Don't even get me started on steelhead. Many steelheaders act as if steelhead are the sacrosanct grail of the fishing world. Steelhead are heavily stocked here in the Great Lakes. They are delicious. A lot of steelhead streams are put-take operations. Knock yourself out. In the more marginal streams it's delusional for you to believe that releasing those fish makes a difference. Other streams are sustained by natural reproduction and could use some moderation on the part of anglers. Do your homework; make an informed decision. I am of course referring to the Great Lakes fishery, and not the beleaguered steelhead streams of the Pacific Northwest- you poor guys out there will have to figure out on your own what you're going to do.
In the end, whether it's walleye, perch, trout, salmon or steelhead, personally I feel that moderation is the key. I'm not out to stock the freezer or feed all my friends. I realize that fish are a sustainable resource. I'm not about to criticize other anglers for their legal take of fish, I expect not to receive grief for releasing them. I do keep and eat my share of fish, but never more than what I can eat fresh or, in the case of perch and walleye, what I can eat in a short period of time.

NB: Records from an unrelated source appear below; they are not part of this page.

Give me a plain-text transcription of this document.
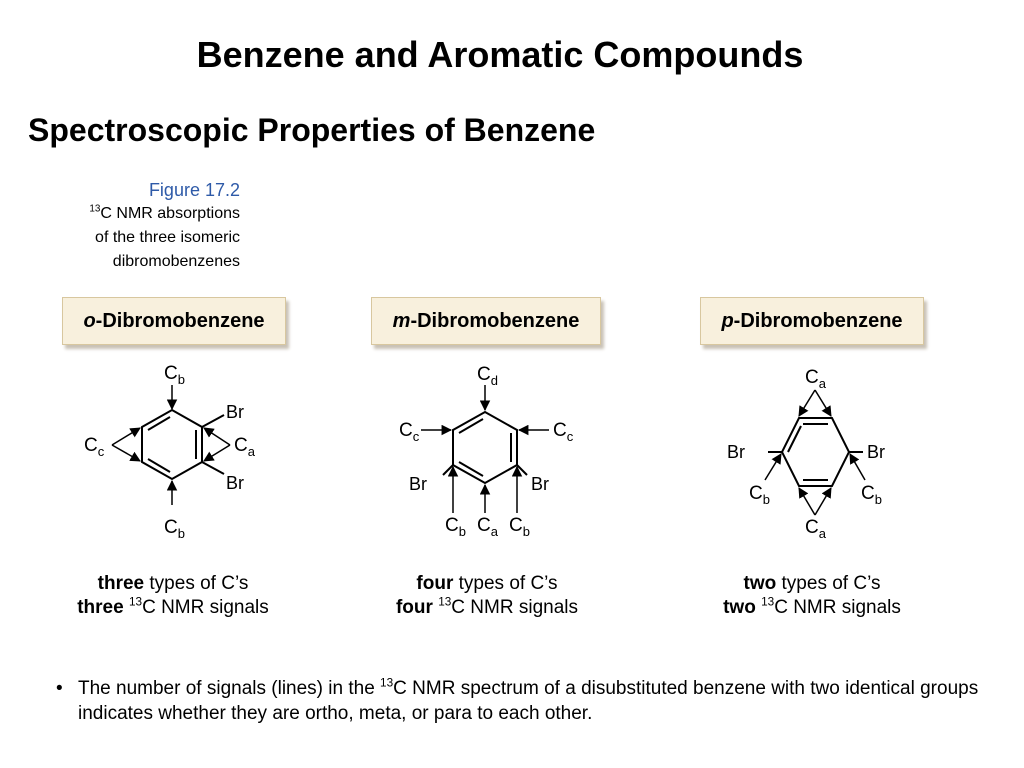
Benzene and Aromatic Compounds
Spectroscopic Properties of Benzene
Figure 17.2
$^{13}$C NMR absorptions
of the three isomeric
dibromobenzenes
o -Dibromobenzene	m -Dibromobenzene	p -Dibromobenzene
$C_b$
$C_b$
$C_c$	$C_a$
Br
Br
$C_d$
$C_c$	$C_c$
Br	Br
$C_b$ $C_a$ $C_b$
$C_a$
$C_a$
Br	Br
$C_b$	$C_b$
three types of C’s
three $^{13}$C NMR signals
four types of C’s
four $^{13}$C NMR signals
two types of C’s
two $^{13}$C NMR signals
• The number of signals (lines) in the $^{13}$C NMR spectrum of a disubstituted benzene with two identical groups indicates whether they are ortho, meta, or para to each other.
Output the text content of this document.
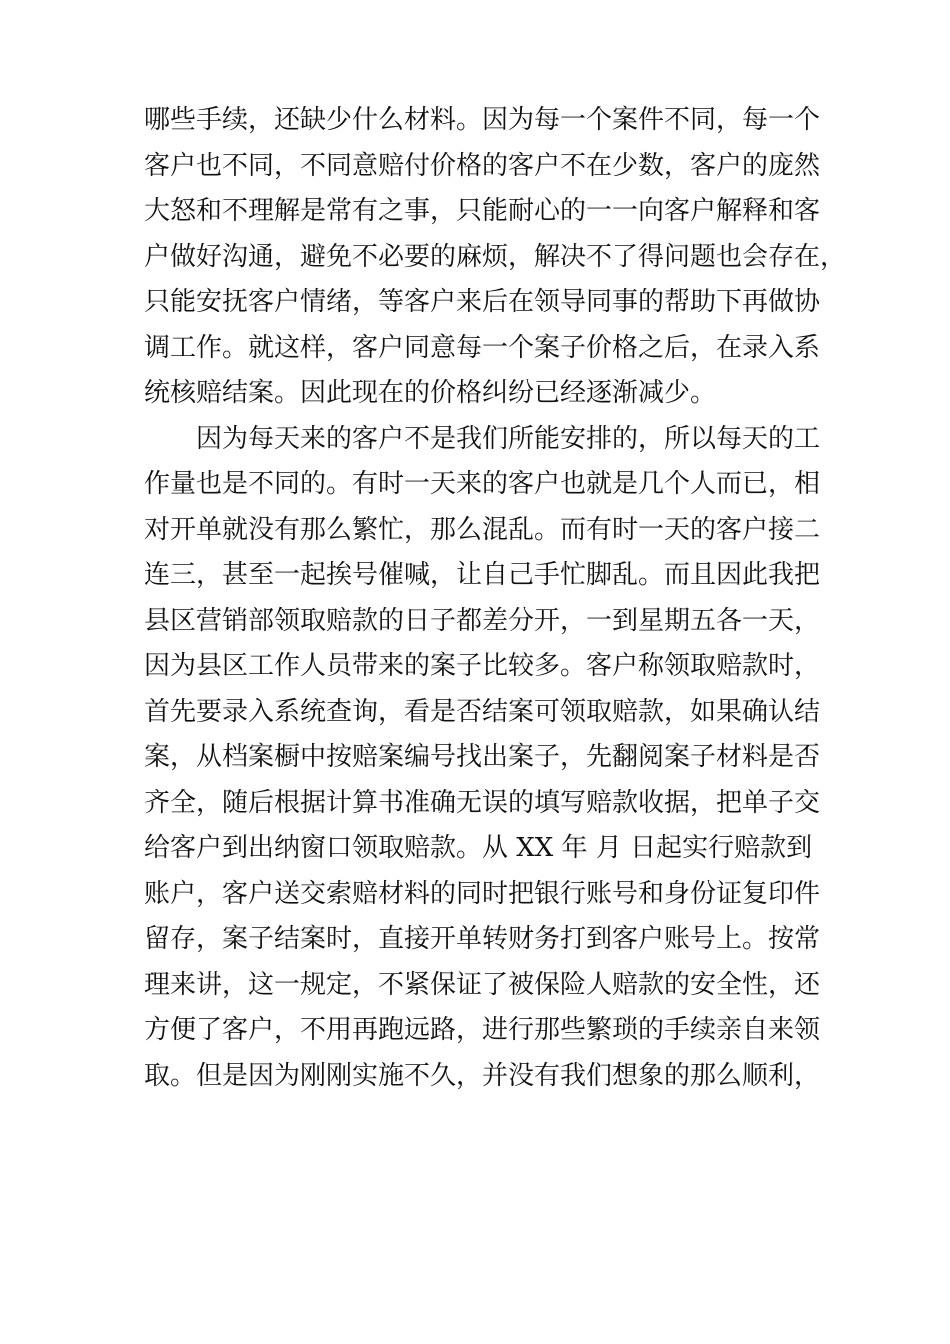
哪些手续，还缺少什么材料。因为每一个案件不同，每一个
客户也不同，不同意赔付价格的客户不在少数，客户的庞然
大怒和不理解是常有之事，只能耐心的一一向客户解释和客
户做好沟通，避免不必要的麻烦，解决不了得问题也会存在，
只能安抚客户情绪，等客户来后在领导同事的帮助下再做协
调工作。就这样，客户同意每一个案子价格之后，在录入系
统核赔结案。因此现在的价格纠纷已经逐渐减少。
因为每天来的客户不是我们所能安排的，所以每天的工
作量也是不同的。有时一天来的客户也就是几个人而已，相
对开单就没有那么繁忙，那么混乱。而有时一天的客户接二
连三，甚至一起挨号催喊，让自己手忙脚乱。而且因此我把
县区营销部领取赔款的日子都差分开，一到星期五各一天，
因为县区工作人员带来的案子比较多。客户称领取赔款时，
首先要录入系统查询，看是否结案可领取赔款，如果确认结
案，从档案橱中按赔案编号找出案子，先翻阅案子材料是否
齐全，随后根据计算书准确无误的填写赔款收据，把单子交
给客户到出纳窗口领取赔款。从 XX 年 月 日起实行赔款到
账户，客户送交索赔材料的同时把银行账号和身份证复印件
留存，案子结案时，直接开单转财务打到客户账号上。按常
理来讲，这一规定，不紧保证了被保险人赔款的安全性，还
方便了客户，不用再跑远路，进行那些繁琐的手续亲自来领
取。但是因为刚刚实施不久，并没有我们想象的那么顺利，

Fishing allows us to interact with the natural world in a profound manner. You witness the food web first-hand, you participate, you reap the benefits whether you catch fish or not. When you reach that stage, when it's not just about killing, when you appreciate that you, the Modern Man, have a place in the natural world, then you truly appreciate what it means to fish, what it means to cradle finned perfection; then you truly appreciate it when you enjoy the icing on the experience- a fresh fish dinner. Finally you can also experience the pleasure of making a rational decision- to send that big hen steelhead back on her journey to the gravel, to snap a couple of pictures and let those big browns swim, to keep only a couple of fish for your dinner even on an epic day instead of ruthlessly taking your limit. Of being able to thoroughly enjoy a fish-less day. To finally be able to let go.
I'm standing on some pretty tall shoulders with this post- a lot has been written on this subject over the years. I highly recommend the book "The Founding Fish"“ by John McPhee, his chapter on catch-and-release on page 309. It is not just some profound writing on the subject, but also a compendium of quotes and references that cover the gamut of modern fishing history and opinion- from Thoreau to McGuane, from the guys who have clickers attached to their vests on down to PETA. While my conclusions are different from his, it will make you think in new ways on the subject. I had planned to quote extensively from his book, but this post is already too long. While the opinions expressed above are my own, formulated long before I read this book, reading it helped me better inform and elocute this column and I owe Mr. McPhee a debt of gratitude. Oh, and I owe a title credit to Circa Survive, whom I rocked out to while I wrote this; I hope I can repay them with a fishing trip.